We wrote on this topic a number of months ago but the momentum in this space has continued. UBS recently estimated that the value of successful and announced M&A activity in 2018 is now at a greater value than of all the last 5-years combined in New Zealand. Despite valuations and macro-economic uncertainty, well-funded private equity firms and corporates are here to buy. Following closely after the purchase of Restaurant Brands (a dominant operator in the New Zealand fast food industry) by Finaccess Capital, Trade Me is now the target of interest, this time by Apax Partners. Trade Me is a great example of many of the characteristics that we have described above. This business has a dominant competitive position in New Zealand, it generates strong free cash flow and has a healthy balance sheet. These factors together with a strategic understanding by Apax of the leverage that exists for Trade Me to shift classifieds spending online and for yields to increase, means they are a determined buyer. In this environment it is not difficult to list a range of other public companies that must also be of interest to well-funded offshore groups in 2019.

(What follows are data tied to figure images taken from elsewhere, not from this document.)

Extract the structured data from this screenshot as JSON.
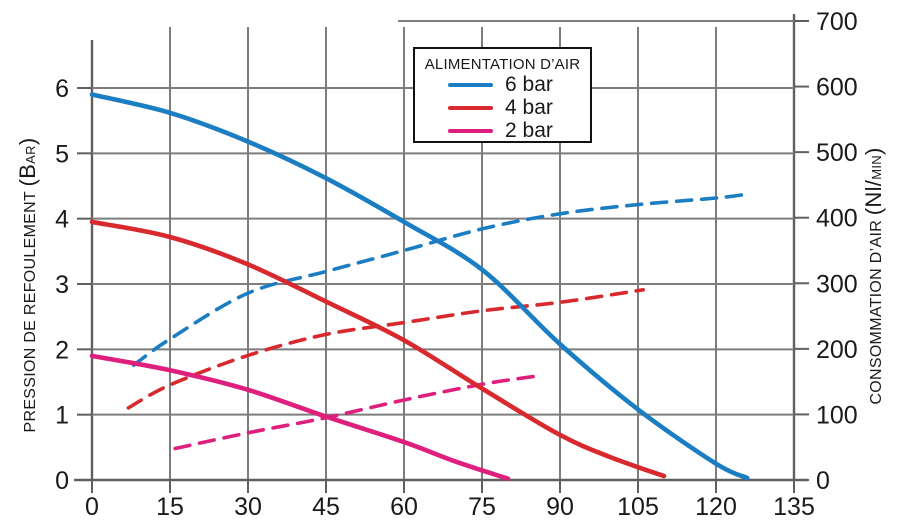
{
  "page": {
    "background": "#ffffff"
  },
  "legend": {
    "title": "ALIMENTATION D’AIR",
    "items": [
      {
        "label": "6 bar",
        "color": "#1b7ec2"
      },
      {
        "label": "4 bar",
        "color": "#d8292f"
      },
      {
        "label": "2 bar",
        "color": "#df1f7d"
      }
    ]
  },
  "chart_data": {
    "type": "line",
    "title": "",
    "grid": true,
    "legend_title": "ALIMENTATION D’AIR",
    "x_axis": {
      "label": "",
      "range": [
        0,
        135
      ],
      "ticks": [
        0,
        15,
        30,
        45,
        60,
        75,
        90,
        105,
        120,
        135
      ]
    },
    "left_axis": {
      "label": "PRESSION DE REFOULEMENT (Bar)",
      "label_main": "PRESSION DE REFOULEMENT ",
      "label_big_open": "(B",
      "label_small": "AR",
      "label_big_close": ")",
      "unit": "bar",
      "range": [
        0,
        6
      ],
      "ticks": [
        0,
        1,
        2,
        3,
        4,
        5,
        6
      ]
    },
    "right_axis": {
      "label": "CONSOMMATION D’AIR (Nl/min)",
      "label_main": "CONSOMMATION D’AIR ",
      "label_big_open": "(Nl/",
      "label_small": "MIN",
      "label_big_close": ")",
      "unit": "Nl/min",
      "range": [
        0,
        700
      ],
      "ticks": [
        0,
        100,
        200,
        300,
        400,
        500,
        600,
        700
      ]
    },
    "colors": {
      "grid": "#7d7d7d",
      "axis": "#5f5f5f",
      "text": "#1a1a1a",
      "blue": "#1b7ec2",
      "red": "#d8292f",
      "magenta": "#df1f7d"
    },
    "series": [
      {
        "name": "pression-6bar",
        "legend": "6 bar",
        "axis": "left",
        "style": "solid",
        "color": "#1b7ec2",
        "points": [
          [
            0,
            5.9
          ],
          [
            15,
            5.62
          ],
          [
            30,
            5.18
          ],
          [
            45,
            4.62
          ],
          [
            60,
            3.95
          ],
          [
            75,
            3.22
          ],
          [
            90,
            2.08
          ],
          [
            105,
            1.08
          ],
          [
            120,
            0.25
          ],
          [
            126,
            0.03
          ]
        ]
      },
      {
        "name": "pression-4bar",
        "legend": "4 bar",
        "axis": "left",
        "style": "solid",
        "color": "#d8292f",
        "points": [
          [
            0,
            3.95
          ],
          [
            15,
            3.72
          ],
          [
            30,
            3.3
          ],
          [
            45,
            2.73
          ],
          [
            60,
            2.14
          ],
          [
            75,
            1.4
          ],
          [
            90,
            0.69
          ],
          [
            100,
            0.34
          ],
          [
            110,
            0.06
          ]
        ]
      },
      {
        "name": "pression-2bar",
        "legend": "2 bar",
        "axis": "left",
        "style": "solid",
        "color": "#df1f7d",
        "points": [
          [
            0,
            1.9
          ],
          [
            15,
            1.68
          ],
          [
            30,
            1.38
          ],
          [
            45,
            0.97
          ],
          [
            60,
            0.58
          ],
          [
            70,
            0.28
          ],
          [
            80,
            0.02
          ]
        ]
      },
      {
        "name": "consommation-6bar",
        "legend": "6 bar",
        "axis": "right",
        "style": "dashed",
        "color": "#1b7ec2",
        "points": [
          [
            8,
            175
          ],
          [
            15,
            215
          ],
          [
            30,
            285
          ],
          [
            45,
            318
          ],
          [
            60,
            350
          ],
          [
            75,
            383
          ],
          [
            90,
            406
          ],
          [
            105,
            420
          ],
          [
            120,
            430
          ],
          [
            126,
            436
          ]
        ]
      },
      {
        "name": "consommation-4bar",
        "legend": "4 bar",
        "axis": "right",
        "style": "dashed",
        "color": "#d8292f",
        "points": [
          [
            7,
            110
          ],
          [
            15,
            145
          ],
          [
            30,
            190
          ],
          [
            45,
            222
          ],
          [
            60,
            240
          ],
          [
            75,
            258
          ],
          [
            90,
            271
          ],
          [
            106,
            290
          ]
        ]
      },
      {
        "name": "consommation-2bar",
        "legend": "2 bar",
        "axis": "right",
        "style": "dashed",
        "color": "#df1f7d",
        "points": [
          [
            16,
            48
          ],
          [
            30,
            72
          ],
          [
            45,
            95
          ],
          [
            60,
            122
          ],
          [
            75,
            146
          ],
          [
            85,
            158
          ]
        ]
      }
    ]
  }
}
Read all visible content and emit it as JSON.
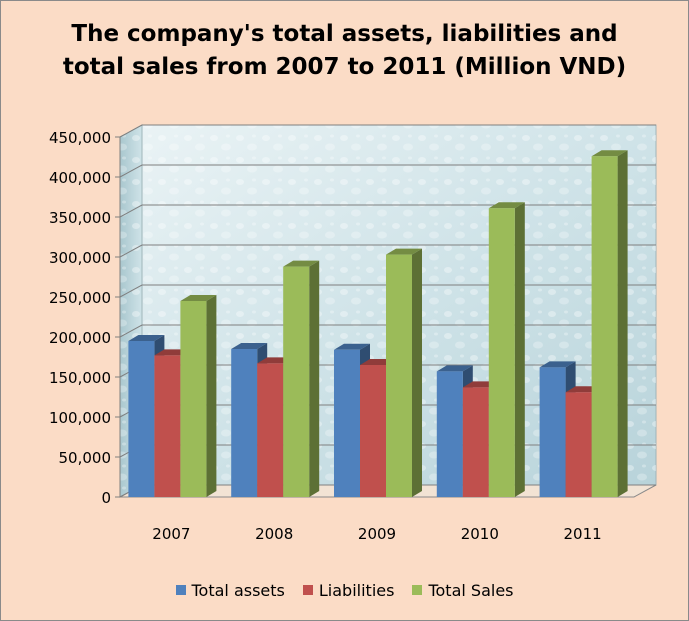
{
  "chart_data": {
    "type": "bar",
    "title_lines": [
      "The company's total assets, liabilities and",
      "total sales from 2007 to 2011 (Million VND)"
    ],
    "categories": [
      "2007",
      "2008",
      "2009",
      "2010",
      "2011"
    ],
    "series": [
      {
        "name": "Total assets",
        "values": [
          195000,
          185000,
          184000,
          157000,
          162000
        ],
        "color": "#4f81bd"
      },
      {
        "name": "Liabilities",
        "values": [
          177000,
          167000,
          165000,
          137000,
          131000
        ],
        "color": "#c0504d"
      },
      {
        "name": "Total Sales",
        "values": [
          245000,
          288000,
          303000,
          361000,
          426000
        ],
        "color": "#9bbb59"
      }
    ],
    "ylim": [
      0,
      450000
    ],
    "y_ticks": [
      0,
      50000,
      100000,
      150000,
      200000,
      250000,
      300000,
      350000,
      400000,
      450000
    ],
    "y_tick_labels": [
      "0",
      "50,000",
      "100,000",
      "150,000",
      "200,000",
      "250,000",
      "300,000",
      "350,000",
      "400,000",
      "450,000"
    ],
    "grid": true,
    "legend_position": "bottom"
  }
}
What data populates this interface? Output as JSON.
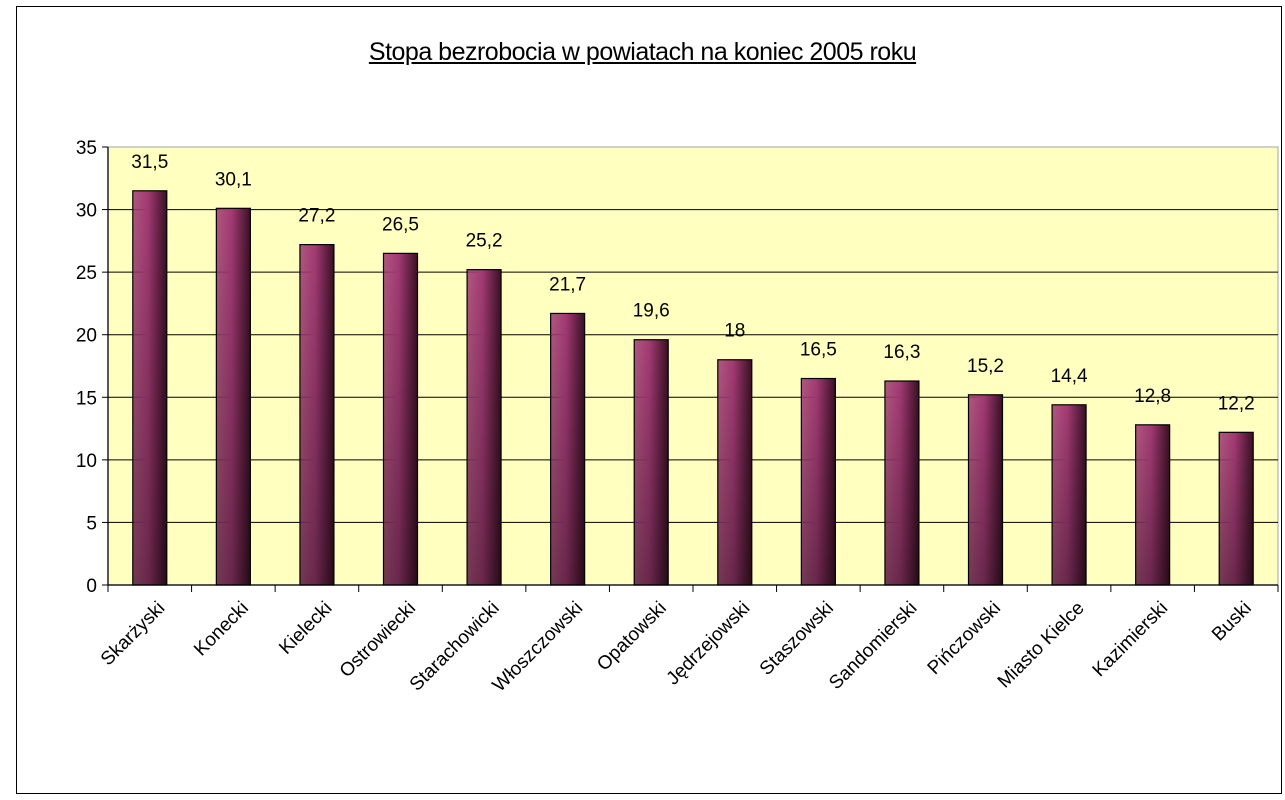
{
  "colors": {
    "plot_background": "#FFFFC0",
    "plot_border": "#C0C0C0",
    "bar_light": "#A23A74",
    "bar_dark": "#3A1024"
  },
  "chart_data": {
    "type": "bar",
    "title": "Stopa bezrobocia w powiatach na koniec 2005 roku",
    "categories": [
      "Skarżyski",
      "Konecki",
      "Kielecki",
      "Ostrowiecki",
      "Starachowicki",
      "Włoszczowski",
      "Opatowski",
      "Jędrzejowski",
      "Staszowski",
      "Sandomierski",
      "Pińczowski",
      "Miasto Kielce",
      "Kazimierski",
      "Buski"
    ],
    "values": [
      31.5,
      30.1,
      27.2,
      26.5,
      25.2,
      21.7,
      19.6,
      18,
      16.5,
      16.3,
      15.2,
      14.4,
      12.8,
      12.2
    ],
    "data_labels": [
      "31,5",
      "30,1",
      "27,2",
      "26,5",
      "25,2",
      "21,7",
      "19,6",
      "18",
      "16,5",
      "16,3",
      "15,2",
      "14,4",
      "12,8",
      "12,2"
    ],
    "ylim": [
      0,
      35
    ],
    "yticks": [
      0,
      5,
      10,
      15,
      20,
      25,
      30,
      35
    ],
    "xlabel": "",
    "ylabel": "",
    "grid": true,
    "legend": "none"
  }
}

It is sometimes tempting for investors to assume that the opportunities that exist offshore in larger and more diversified markets must be better. It is hard to argue against this view on the grounds of breadth and liquidity but it is equally important to understand what factors have supported the New Zealand market over the past 8-years and why many of these could still remain very relevant as we move into next year. If factors such as cash flow reliability, dividend yields and business quality remain considerations, then our listed stocks will remain of interest to all types of investors. This includes Kiwisaver, which today accounts for over $50bn worth of investment funds and is already a significant purchaser of domestic assets. Kiwisaver is forecast to be potentially at $200bn by 2030.